‘Trumpizm’in zaferi ve nedenleri üzerine

Uzunca bir müddettir tartışılan ve ilgiyle takip edilen ABD Başkanlık seçimlerinde ipi göğüsleyen Trump’ın, dünya ve Türkiye için ne mana tabir edeceği üzerine tartışmayı bir evvelki yazımızda anlatmıştık. Trump’ın, bilhassa öngörülemez tutumunun siyasete yansıması beklentisi, ABD müesses nizamı açısından bir sorun teşkil etse de Türkiye ölçeğindeki ülkeler açısından kısmi kazanımlar üretebilir. Natürel buradaki iyimserliğin epeyce ihtiyatlı olduğu gerçeği de dikkate alındığında, gelecek periyotta ortaya çıkacak somut adımlar üzerinden tahlil yapılması daha isabetli olacaktır.
Seçim öncesindeki anket ve beklentilerde açığa çıkan, yarışın başa baş geçeceği beklentisi gerçekleşmedi. Demokratlar açısından büyük bir hezimet olan bu seçimde, salıncak eyaletlerin Trump lehine şekillenmesinin yanı sıra senatodaki çoğunluk da Cumhuriyetçilere geçti. Bilhassa Michigan’daki sonuçlara bakıldığında, orada yaşayan Müslüman ve Arap toplulukların Trump lehine konum alması dikkate kıymetti. Uzunca müddettir Biden’ın Gazze siyasetine yönelik tenkitlerin Demokrat seçmende kızgınlığa neden olduğu ve bunun bir sonuç üretip üretemeyeceği beklentileri de bu manada karşılık buldu.

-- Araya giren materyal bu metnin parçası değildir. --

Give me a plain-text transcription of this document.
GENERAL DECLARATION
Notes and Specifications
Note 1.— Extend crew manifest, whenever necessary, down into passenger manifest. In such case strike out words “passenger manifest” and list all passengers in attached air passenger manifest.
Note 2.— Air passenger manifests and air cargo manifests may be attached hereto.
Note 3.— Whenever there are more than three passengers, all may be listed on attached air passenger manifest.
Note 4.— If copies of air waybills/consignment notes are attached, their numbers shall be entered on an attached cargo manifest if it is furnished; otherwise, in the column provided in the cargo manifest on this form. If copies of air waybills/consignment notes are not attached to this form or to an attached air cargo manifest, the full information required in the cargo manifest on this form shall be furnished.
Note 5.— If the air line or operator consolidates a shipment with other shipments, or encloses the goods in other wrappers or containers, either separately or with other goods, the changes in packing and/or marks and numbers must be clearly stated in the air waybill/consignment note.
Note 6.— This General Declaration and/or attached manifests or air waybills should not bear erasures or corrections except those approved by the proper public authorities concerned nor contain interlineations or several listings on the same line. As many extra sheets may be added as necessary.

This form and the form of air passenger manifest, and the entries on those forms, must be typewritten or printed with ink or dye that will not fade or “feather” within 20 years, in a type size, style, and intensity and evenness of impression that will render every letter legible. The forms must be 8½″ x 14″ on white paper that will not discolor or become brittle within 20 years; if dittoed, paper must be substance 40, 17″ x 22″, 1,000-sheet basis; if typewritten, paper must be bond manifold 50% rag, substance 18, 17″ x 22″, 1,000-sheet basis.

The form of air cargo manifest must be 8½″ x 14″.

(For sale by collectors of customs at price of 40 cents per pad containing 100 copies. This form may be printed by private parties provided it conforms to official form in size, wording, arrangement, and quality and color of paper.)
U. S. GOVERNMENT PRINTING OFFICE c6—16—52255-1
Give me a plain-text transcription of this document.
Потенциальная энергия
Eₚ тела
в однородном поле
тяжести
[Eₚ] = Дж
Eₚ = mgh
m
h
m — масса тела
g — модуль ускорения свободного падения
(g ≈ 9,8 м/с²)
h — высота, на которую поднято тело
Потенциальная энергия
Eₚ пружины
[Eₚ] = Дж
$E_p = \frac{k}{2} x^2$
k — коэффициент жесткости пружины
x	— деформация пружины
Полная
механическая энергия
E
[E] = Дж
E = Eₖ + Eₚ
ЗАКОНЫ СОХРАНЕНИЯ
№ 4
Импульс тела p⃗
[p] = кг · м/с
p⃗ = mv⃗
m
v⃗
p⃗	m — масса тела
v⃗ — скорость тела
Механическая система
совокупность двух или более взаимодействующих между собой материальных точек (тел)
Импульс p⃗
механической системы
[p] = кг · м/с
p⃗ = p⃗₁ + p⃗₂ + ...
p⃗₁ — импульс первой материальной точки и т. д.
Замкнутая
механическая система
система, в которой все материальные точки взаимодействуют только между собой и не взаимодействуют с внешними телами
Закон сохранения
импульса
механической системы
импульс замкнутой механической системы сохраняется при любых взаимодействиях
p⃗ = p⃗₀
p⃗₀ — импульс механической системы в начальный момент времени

Sonuçların netleştiği ve rastgele bir kuşkuya yer olmadığı anlaşıldığında, Trump zafer konuşmasını yaptı ve ailesine teşekkür etti. Teşekkür kısmındaki en uzun kısım, uzunca bir müddettir kendisine eşlik eden Elon Musk ile ilgiliydi. Musk’ın medya alanındaki tesirinin yanı sıra uzay alanındaki çalışmalarına atıf yapan Trump, bir yandan da nasıl bir grupla hareket edeceğini de gösteriyordu. Post-endüstriyel devrin en değerli figürlerinden birisi olan Musk’ın, Trump’ın takımında yer alması, yapay zeka, bilgi-iletişim teknolojileri ve uzay alanındaki çalışmaların önemsendiğini de gösteren bir tercih tıpkı vakitte. Lider Yardımcısı Vance dahil olmak üzere güçlü bir grupla ABD’yi yönetecek olan Trump’ın, seçim öncesi vaadinde olduğu üzere Amerika’yı tekrar büyük bir devlet haline getirme misyonu, seçmenin en kıymetli beklentisi olacak.
Benzer biçimde uzunca bir müddettir ABD kamuoyunu etkileyen ve Trump’ın da seçim öncesinde yoğunlukla kullandığı göç konusu ile ilgili sorular, seçmenler nezdinde Trump’a yönelik teveccühü göstermektedir. Kimin göç konusunu daha âlâ yöneteceğine dair sorularda da öne çıkan Trump, seçimler öncesinde Biden idaresini göçmen sorununda sert biçimde eleştirmiş ve ABD sonlarının korunmadığını açık bir biçimde kamuoyunun dikkatine sunmuştur. Biden’ın bir cins misyon onayı manasına gelen performans değerlendirmesi ile ilgili sorulara verilen karşılıklara bakıldığında ise, dört yıllık Başkanlık devri ile ilgili önemli bir huzursuzluğun olduğu görülmektedir.